Well, you've fixed that problem for a recursive function with debug info, and for x86_64 without debug info (meaning, also using -fno-asynchronous-unwind-tables to make sure there's no cfi directives).

On aarch64 though, I see:
...
$ cat test.c
extern int factorial (int x);
int v;
int main() {
  v = 1;
  factorial(5);
  return 0;
}
$ cat test2.c
int factorial(int x) {
  if (x == 1) return 1;
  int result = x * factorial(x-1);
  return result;
}
$ gcc test2.c -c ; gcc test.c test2.o -g
$ gdb a.out
Reading symbols from a.out...
(gdb) start
Temporary breakpoint 1 at 0x40056c: file test.c, line 4.
Starting program: a.out 

Temporary breakpoint 1, main () at test.c:4
4         v = 1;
(gdb) record
(gdb) next
5         factorial(5);
(gdb) next
6         return 0;
(gdb) reverse-next
0x00000000004005d4 in factorial ()
(gdb) 
...

This is essentially the same problem as in this PR ... and I'm proposing that we fix it, in a target-independent fashion.

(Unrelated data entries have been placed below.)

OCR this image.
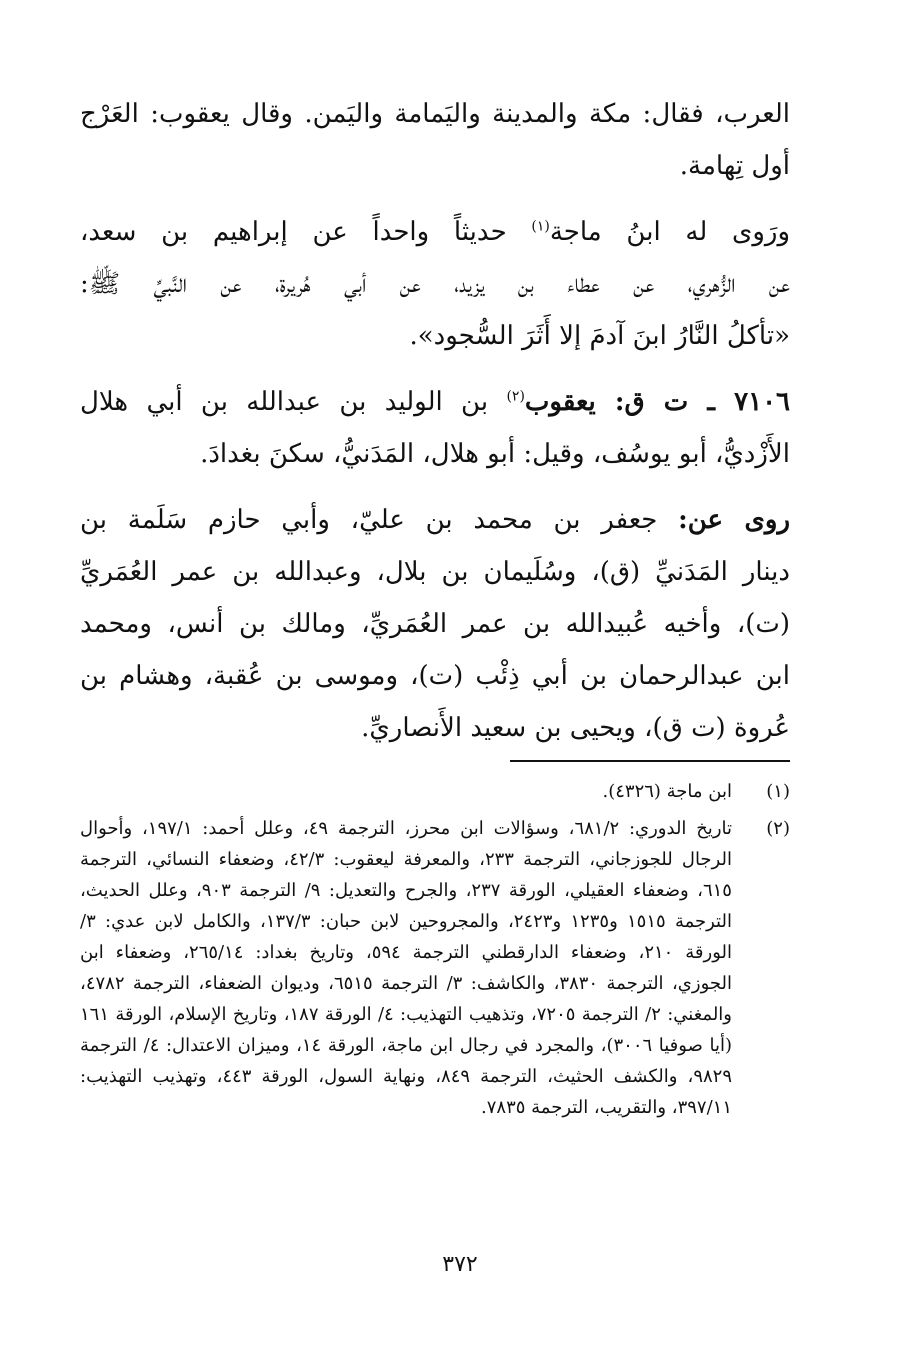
العرب، فقال: مكة والمدينة واليَمامة واليَمن. وقال يعقوب: العَرْج
أول تِهامة.

ورَوى له ابنُ ماجة$^{(١)}$ حديثاً واحداً عن إبراهيم بن سعد،
عن الزُّهري، عن عطاء بن يزيد، عن أبي هُريرة، عن النَّبيِّ ﷺ:
«تأكلُ النَّارُ ابنَ آدمَ إلا أَثَرَ السُّجود».

٧١٠٦ ـ ت ق: يعقوب$^{(٢)}$ بن الوليد بن عبدالله بن أبي هلال
الأَزْديُّ، أبو يوسُف، وقيل: أبو هلال، المَدَنيُّ، سكنَ بغدادَ.

روى عن: جعفر بن محمد بن عليّ، وأبي حازم سَلَمة بن
دينار المَدَنيِّ (ق)، وسُلَيمان بن بلال، وعبدالله بن عمر العُمَريِّ
(ت)، وأخيه عُبيدالله بن عمر العُمَريِّ، ومالك بن أنس، ومحمد
ابن عبدالرحمان بن أبي ذِئْب (ت)، وموسى بن عُقبة، وهشام بن
عُروة (ت ق)، ويحيى بن سعيد الأَنصاريِّ.

(١)
ابن ماجة (٤٣٢٦).
(٢)
تاريخ الدوري: ٦٨١/٢، وسؤالات ابن محرز، الترجمة ٤٩، وعلل أحمد: ١٩٧/١، وأحوال الرجال للجوزجاني، الترجمة ٢٣٣، والمعرفة ليعقوب: ٤٢/٣، وضعفاء النسائي، الترجمة ٦١٥، وضعفاء العقيلي، الورقة ٢٣٧، والجرح والتعديل: ٩/ الترجمة ٩٠٣، وعلل الحديث، الترجمة ١٥١٥ و١٢٣٥ و٢٤٢٣، والمجروحين لابن حبان: ١٣٧/٣، والكامل لابن عدي: ٣/ الورقة ٢١٠، وضعفاء الدارقطني الترجمة ٥٩٤، وتاريخ بغداد: ٢٦٥/١٤، وضعفاء ابن الجوزي، الترجمة ٣٨٣٠، والكاشف: ٣/ الترجمة ٦٥١٥، وديوان الضعفاء، الترجمة ٤٧٨٢، والمغني: ٢/ الترجمة ٧٢٠٥، وتذهيب التهذيب: ٤/ الورقة ١٨٧، وتاريخ الإسلام، الورقة ١٦١ (أيا صوفيا ٣٠٠٦)، والمجرد في رجال ابن ماجة، الورقة ١٤، وميزان الاعتدال: ٤/ الترجمة ٩٨٢٩، والكشف الحثيث، الترجمة ٨٤٩، ونهاية السول، الورقة ٤٤٣، وتهذيب التهذيب: ٣٩٧/١١، والتقريب، الترجمة ٧٨٣٥.
٣٧٢
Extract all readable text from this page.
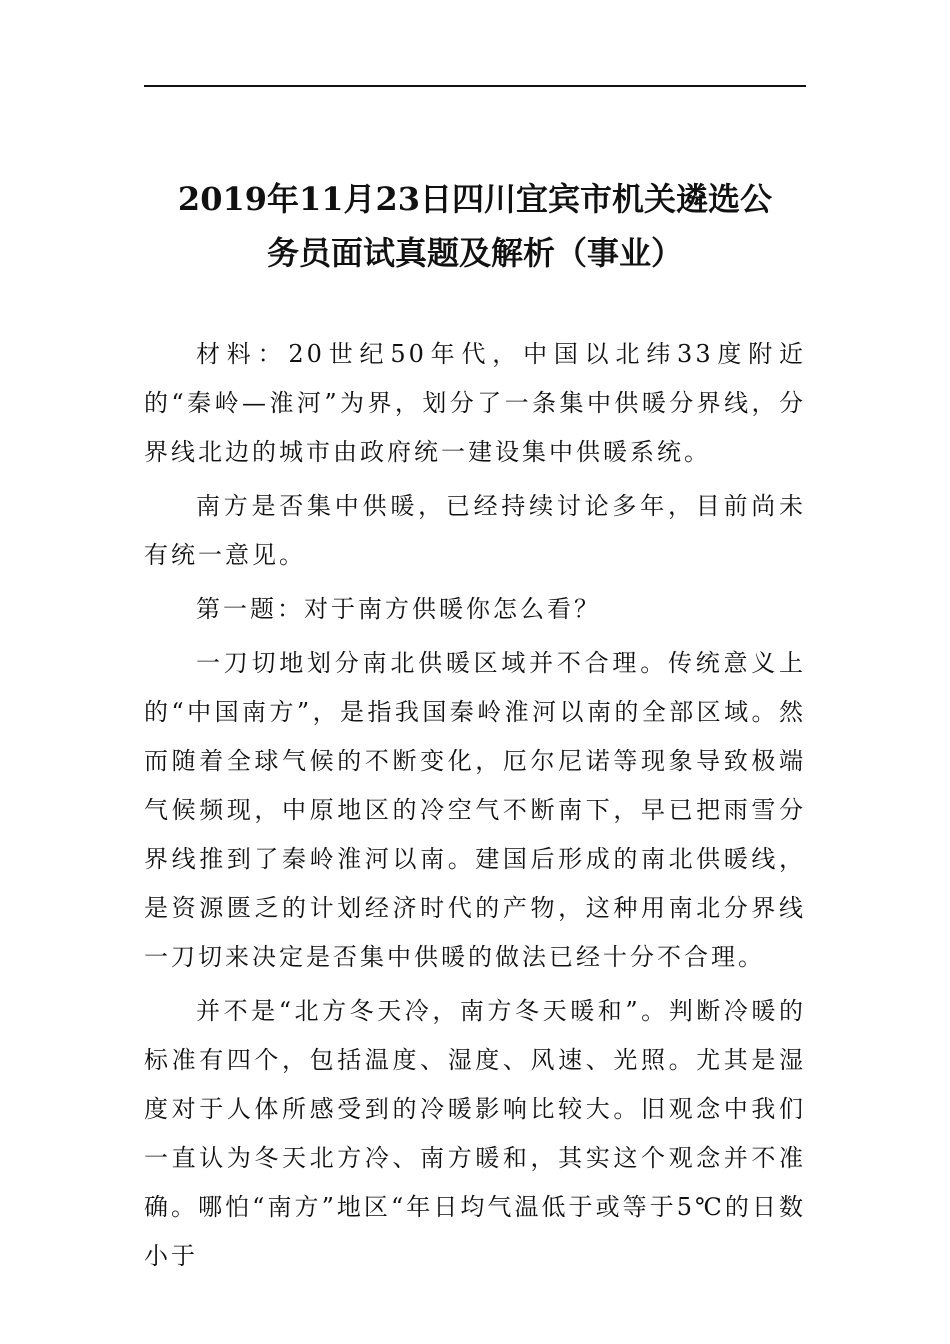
2019年11月23日四川宜宾市机关遴选公
务员面试真题及解析（事业）

材料：20世纪50年代，中国以北纬33度附近的“秦岭—淮河”为界，划分了一条集中供暖分界线，分界线北边的城市由政府统一建设集中供暖系统。

南方是否集中供暖，已经持续讨论多年，目前尚未有统一意见。

第一题：对于南方供暖你怎么看？

一刀切地划分南北供暖区域并不合理。传统意义上的“中国南方”，是指我国秦岭淮河以南的全部区域。然而随着全球气候的不断变化，厄尔尼诺等现象导致极端气候频现，中原地区的冷空气不断南下，早已把雨雪分界线推到了秦岭淮河以南。建国后形成的南北供暖线，是资源匮乏的计划经济时代的产物，这种用南北分界线一刀切来决定是否集中供暖的做法已经十分不合理。

并不是“北方冬天冷，南方冬天暖和”。判断冷暖的标准有四个，包括温度、湿度、风速、光照。尤其是湿度对于人体所感受到的冷暖影响比较大。旧观念中我们一直认为冬天北方冷、南方暖和，其实这个观念并不准确。哪怕“南方”地区“年日均气温低于或等于5℃的日数小于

I think the following cases can be distinguished:
- cfi info present, assume frame ID's accurate, no special handling needed
- cfi info not present, but target has an epilogue unwinder , assume frame
  ID's accurate, no special handling needed
- cfi info not present, no epilogue unwinder. Special handling needed,
  but no need to worry about breaking handling of recursive function,
  because it's already broken, and the special handling intends to fix it.

My naive idea on how to approach this was to instead of doing a step-resume breakpoint at the last insn and resume, do first a single step back, and then insert the step-resume breakpoint and resume.  This will already fix the aarch64 case.  There may be cases where this gives the wrong answer, but AFAIU those cases are broken anyway.
Comment 32 Guinevere Larsen 2023-01-20 08:57:12 UTC
> I think the following cases can be distinguished:
> - cfi info present, assume frame ID's accurate, no special handling needed
> - cfi info not present, but target has an epilogue unwinder , assume frame
>   ID's accurate, no special handling needed
> - cfi info not present, no epilogue unwinder. Special handling needed,
>   but no need to worry about breaking handling of recursive function,
>   because it's already broken, and the special handling intends to fix it.
> 
> My naive idea on how to approach this was to instead of doing a step-resume
> breakpoint at the last insn and resume, do first a single step back, and
> then insert the step-resume breakpoint and resume.  This will already fix
> the aarch64 case.  There may be cases where this gives the wrong answer, but
> AFAIU those cases are broken anyway.

Ah ok, sounds like a good naive approach. My thought was avoiding the previous naive solution!